Legal consequences abound at every corner in healthcare. Each month this blog discusses examples of what those consequences can be.
Two recent appellate decisions from different states address production of medical records and the consequences to defendant healthcare providers that are unable to produce them. The decisions offer lessons on how the “medical record,” whether electronic or paper, might be defined and what sanctions might be imposed on providers that do not produce it.
The first decision is Griffith v. Aultman Hospital, 2017-Ohio-8293 (Ct. App. Oct. 23, 2017). I discussed the Griffith litigation in a previous Legal eSpeaking post in April, regarding an Ohio Supreme Court decision that interpreted a statute permitting personal representatives of patients to examine or obtain the medical record. Here is what the Supreme Court said:
“[T]he focus of the statute was on ‘whether a healthcare provider made a decision to keep data that was generated in the process of the patient’s healthcare treatment and pertains to the patient’s medical history, diagnosis, prognosis, or medical condition.’ In other words, if the data had been saved it would fall under the statutory definition of ‘medical record’ and be subject to production under the statute whether the data were maintained in the hospital’s medical records or risk management departments. The Court remanded to develop an evidentiary record as there was some doubt as to whether the data existed; it would normally be deleted 24 hours after a patient’s discharge.”
On remand, a trial court allowed discovery. The plaintiff, the executrix of the estate of a patient of the defendant hospital, served interrogatories on the hospital in an attempt to determine whether the entire record had been produced.
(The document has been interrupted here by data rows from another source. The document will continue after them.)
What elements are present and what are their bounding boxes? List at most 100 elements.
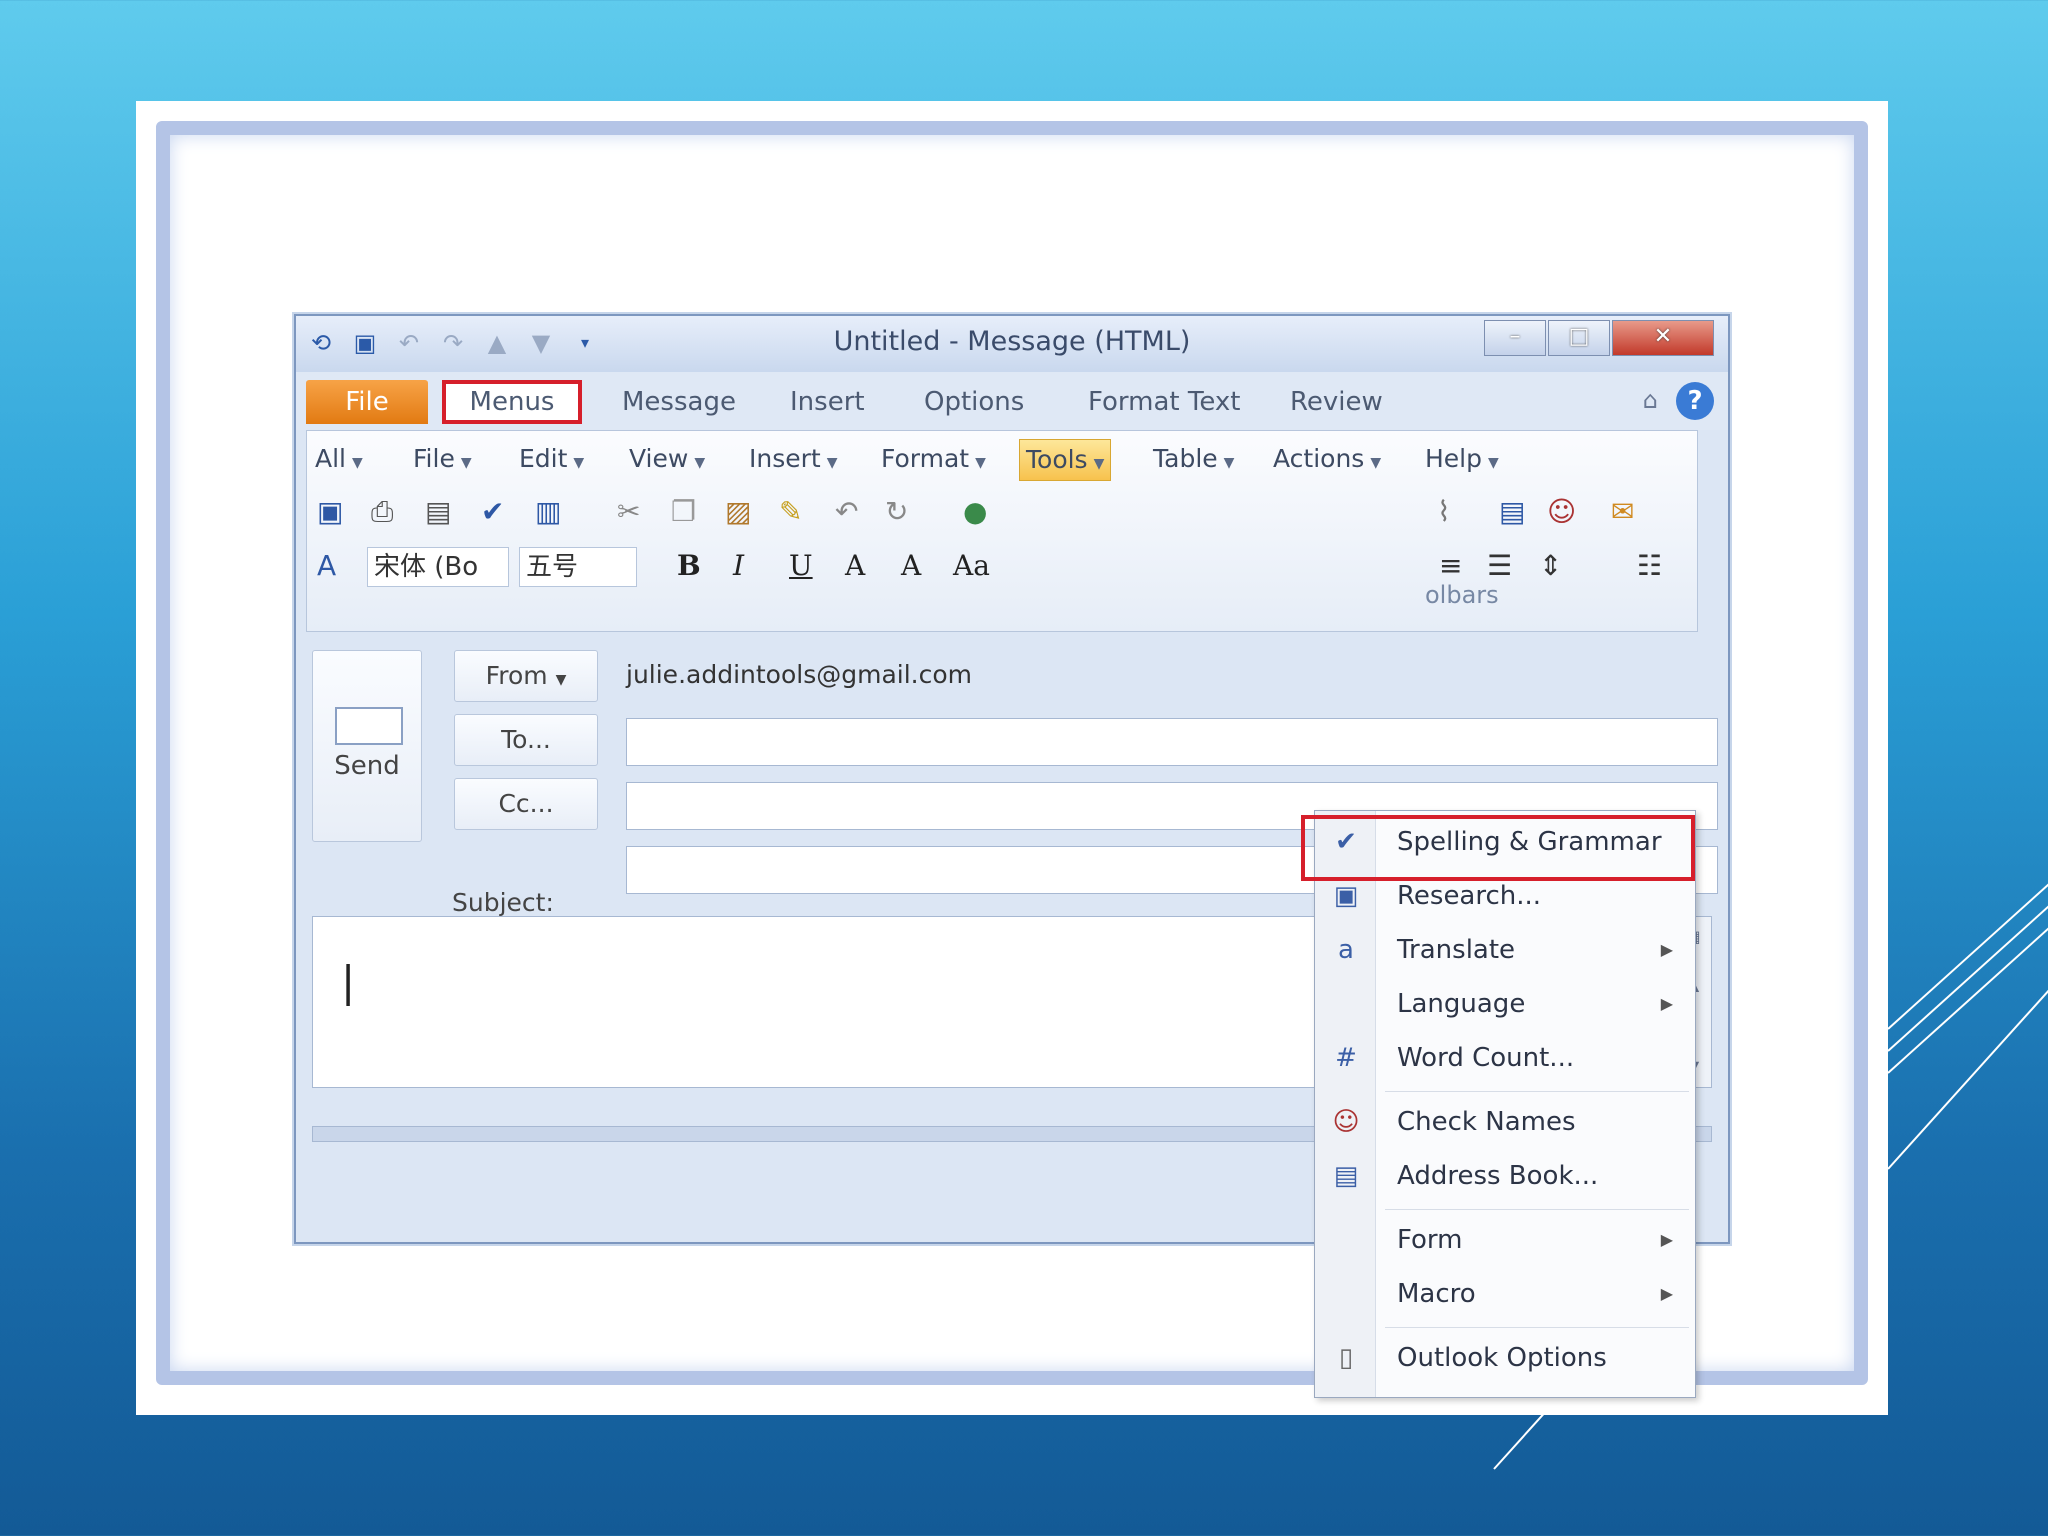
bold-button[interactable]: B xyxy=(677,543,701,589)
menu-item-label: Word Count... xyxy=(1397,1043,1575,1073)
save-icon[interactable]: ▣ xyxy=(317,489,343,535)
format-painter-icon[interactable]: ✎ xyxy=(779,489,802,535)
ribbon-tabs: File Menus Message Insert Options Format… xyxy=(296,372,1728,430)
menu-item-outlook-options[interactable]: ▯ Outlook Options xyxy=(1315,1333,1695,1383)
styles-icon[interactable]: A xyxy=(317,543,336,589)
minimize-button[interactable]: – xyxy=(1484,320,1546,356)
from-button[interactable]: From ▼ xyxy=(454,650,598,702)
menu-view[interactable]: View ▼ xyxy=(629,439,705,479)
chevron-down-icon: ▼ xyxy=(1488,455,1499,471)
menu-separator xyxy=(1385,1209,1689,1210)
menu-table[interactable]: Table ▼ xyxy=(1153,439,1234,479)
menu-item-word-count[interactable]: # Word Count... xyxy=(1315,1033,1695,1083)
submenu-arrow-icon: ▶ xyxy=(1660,940,1673,959)
menu-edit[interactable]: Edit ▼ xyxy=(519,439,584,479)
chevron-down-icon: ▼ xyxy=(352,455,363,471)
tools-dropdown-menu: ✔ Spelling & Grammar ▣ Research... a Tra… xyxy=(1301,810,1696,1398)
check-names-icon: ☺ xyxy=(1332,1107,1360,1137)
underline-button[interactable]: U xyxy=(789,543,813,589)
menu-item-language[interactable]: Language ▶ xyxy=(1315,979,1695,1029)
menu-edit-label: Edit xyxy=(519,444,568,473)
menu-view-label: View xyxy=(629,444,689,473)
print-icon[interactable]: ⎙ xyxy=(371,489,393,535)
decorative-line xyxy=(1887,854,2048,1030)
italic-button[interactable]: I xyxy=(733,543,744,589)
chevron-down-icon: ▼ xyxy=(1223,455,1235,471)
menu-item-spelling-grammar[interactable]: ✔ Spelling & Grammar xyxy=(1301,815,1695,881)
font-name-select[interactable]: 宋体 (Bo xyxy=(367,547,509,587)
spelling-icon[interactable]: ✔ xyxy=(481,489,504,535)
change-case-button[interactable]: Aa xyxy=(953,543,990,589)
menu-all-label: All xyxy=(315,444,346,473)
window-controls: – □ ✕ xyxy=(1484,320,1714,356)
chevron-down-icon: ▼ xyxy=(1093,456,1105,472)
menu-item-research[interactable]: ▣ Research... xyxy=(1315,871,1695,921)
cc-button[interactable]: Cc... xyxy=(454,778,598,830)
menu-item-label: Outlook Options xyxy=(1397,1343,1607,1373)
minimize-ribbon-icon[interactable]: ⌂ xyxy=(1643,386,1658,414)
cut-icon[interactable]: ✂ xyxy=(617,489,640,535)
chevron-down-icon: ▼ xyxy=(1370,455,1382,471)
menu-item-label: Language xyxy=(1397,989,1526,1019)
from-address: julie.addintools@gmail.com xyxy=(626,660,972,689)
menu-all[interactable]: All ▼ xyxy=(315,439,363,479)
menu-item-check-names[interactable]: ☺ Check Names xyxy=(1315,1097,1695,1147)
menu-item-macro[interactable]: Macro ▶ xyxy=(1315,1269,1695,1319)
menu-actions[interactable]: Actions ▼ xyxy=(1273,439,1381,479)
menu-item-address-book[interactable]: ▤ Address Book... xyxy=(1315,1151,1695,1201)
tab-message[interactable]: Message xyxy=(622,380,736,424)
decorative-line xyxy=(1887,960,2048,1170)
address-book-icon[interactable]: ▤ xyxy=(1499,489,1525,535)
tab-insert[interactable]: Insert xyxy=(790,380,865,424)
menu-format[interactable]: Format ▼ xyxy=(881,439,986,479)
font-color-button[interactable]: A xyxy=(901,543,921,589)
redo-icon[interactable]: ↻ xyxy=(885,489,908,535)
globe-icon[interactable]: ● xyxy=(963,489,987,535)
menu-file-label: File xyxy=(413,444,455,473)
numbering-icon[interactable]: ☷ xyxy=(1637,543,1662,589)
copy-icon[interactable]: ❐ xyxy=(671,489,696,535)
chevron-down-icon: ▼ xyxy=(975,455,986,471)
menu-file[interactable]: File ▼ xyxy=(413,439,472,479)
menu-item-translate[interactable]: a Translate ▶ xyxy=(1315,925,1695,975)
menu-item-form[interactable]: Form ▶ xyxy=(1315,1215,1695,1265)
line-spacing-icon[interactable]: ⇕ xyxy=(1539,543,1562,589)
chevron-down-icon: ▼ xyxy=(555,672,567,688)
send-icon xyxy=(335,707,403,745)
close-button[interactable]: ✕ xyxy=(1612,320,1714,356)
to-button[interactable]: To... xyxy=(454,714,598,766)
tab-format-text[interactable]: Format Text xyxy=(1088,380,1240,424)
font-size-select[interactable]: 五号 xyxy=(519,547,637,587)
undo-icon[interactable]: ↶ xyxy=(835,489,858,535)
tab-review[interactable]: Review xyxy=(1290,380,1383,424)
spelling-icon: ✔ xyxy=(1335,827,1357,857)
check-names-icon[interactable]: ☺ xyxy=(1547,489,1576,535)
decorative-line xyxy=(1887,898,2048,1074)
menu-help[interactable]: Help ▼ xyxy=(1425,439,1499,479)
options-icon: ▯ xyxy=(1338,1343,1354,1373)
menu-insert[interactable]: Insert ▼ xyxy=(749,439,838,479)
word-count-icon: # xyxy=(1335,1043,1357,1073)
tab-options[interactable]: Options xyxy=(924,380,1024,424)
attach-icon[interactable]: ⌇ xyxy=(1437,489,1451,535)
decorative-line xyxy=(1887,876,2048,1052)
send-button[interactable]: Send xyxy=(312,650,422,842)
highlight-button[interactable]: A xyxy=(845,543,865,589)
text-cursor: | xyxy=(341,957,356,1006)
menu-item-label: Research... xyxy=(1397,881,1542,911)
tab-menus[interactable]: Menus xyxy=(442,380,582,424)
menu-separator xyxy=(1385,1327,1689,1328)
tab-file[interactable]: File xyxy=(306,380,428,424)
research-icon: ▣ xyxy=(1333,881,1359,911)
paste-icon[interactable]: ▨ xyxy=(725,489,751,535)
menu-tools[interactable]: Tools ▼ xyxy=(1019,439,1112,481)
chevron-down-icon: ▼ xyxy=(573,455,585,471)
follow-up-icon[interactable]: ✉ xyxy=(1611,489,1634,535)
menu-actions-label: Actions xyxy=(1273,444,1365,473)
research-icon[interactable]: ▥ xyxy=(535,489,561,535)
chevron-down-icon: ▼ xyxy=(460,455,472,471)
print-preview-icon[interactable]: ▤ xyxy=(425,489,451,535)
maximize-button[interactable]: □ xyxy=(1548,320,1610,356)
help-icon[interactable]: ? xyxy=(1676,382,1714,420)
to-field[interactable] xyxy=(626,718,1718,766)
Thereafter, the trial court granted summary judgement in favor of the hospital, finding that it had been. The Court of Appeals reversed in the October 23rd decision. (The appellate court also reversed the denial of the executrix’s motion to compel discovery, but that is beyond the scope of this blog).
In its reversal, the Court of Appeals held that a genuine issue of material fact existed about whether the hospital had produced the entire medical record. The court noted that the hospital’s production of what it considered to be the complete “chart” did not “necessarily equate to the production of the entire medical record.” Indeed, after having represented that the entire record had been produced, additional pages as well as nursing notes were turned over and the hospital never “directly and definitely” stated that it had produced the medical record as defined by the Supreme Court. The Court of Appeals then remanded to the trial court.
The other decision is Russellville Holdings, LLC v. Peters, 2017 Ark. App. 561 (Ct. App. October 25, 2017). This is a medical malpractice action arising out of the death of a patient who was admitted to a medical center and who hanged himself ten days after being discharged. Shortly after his death an attorney representing the decedent’s estate and heirs wrote to the center and demanded that paper and electronic files be preserved. After litigation was commenced the center produced “four similar, though not exact, microfiche copies” of the medical record and represented that the original one had been destroyed. The trial court found that, “the original medical file in question was so important to the case that its preservation was essential to a just adjudication” and struck the center’s answer. The Court of Appeals affirmed. In doing so, that court noted the existence of two fact questions which could not be resolved because of the loss of the original record: (1) Whether orders of guardianship of the decedent were present in the record when he was released and (2) whether written discharge notes of another patient had been placed in the chart rather than those of the decedent.
What lessons might be drawn from Peters and Griffith? First, however the “medical record” may be defined, it should be preserved once a duty to preserve arises. Second, when preservation becomes necessary, care should be taken to preserve the record in the appropriate form or forms. For paper, that decision would appear straightforward: Keep the paper. For electronic health records, what form or forms of preservation may be problematic and dependent upon the unique circumstances of a particular litigation. These lessons demonstrate the important of a unified approach to information governance.
**Editor’s Note: The views expressed in this column are those of the author alone and should not be interpreted otherwise or as legal advice.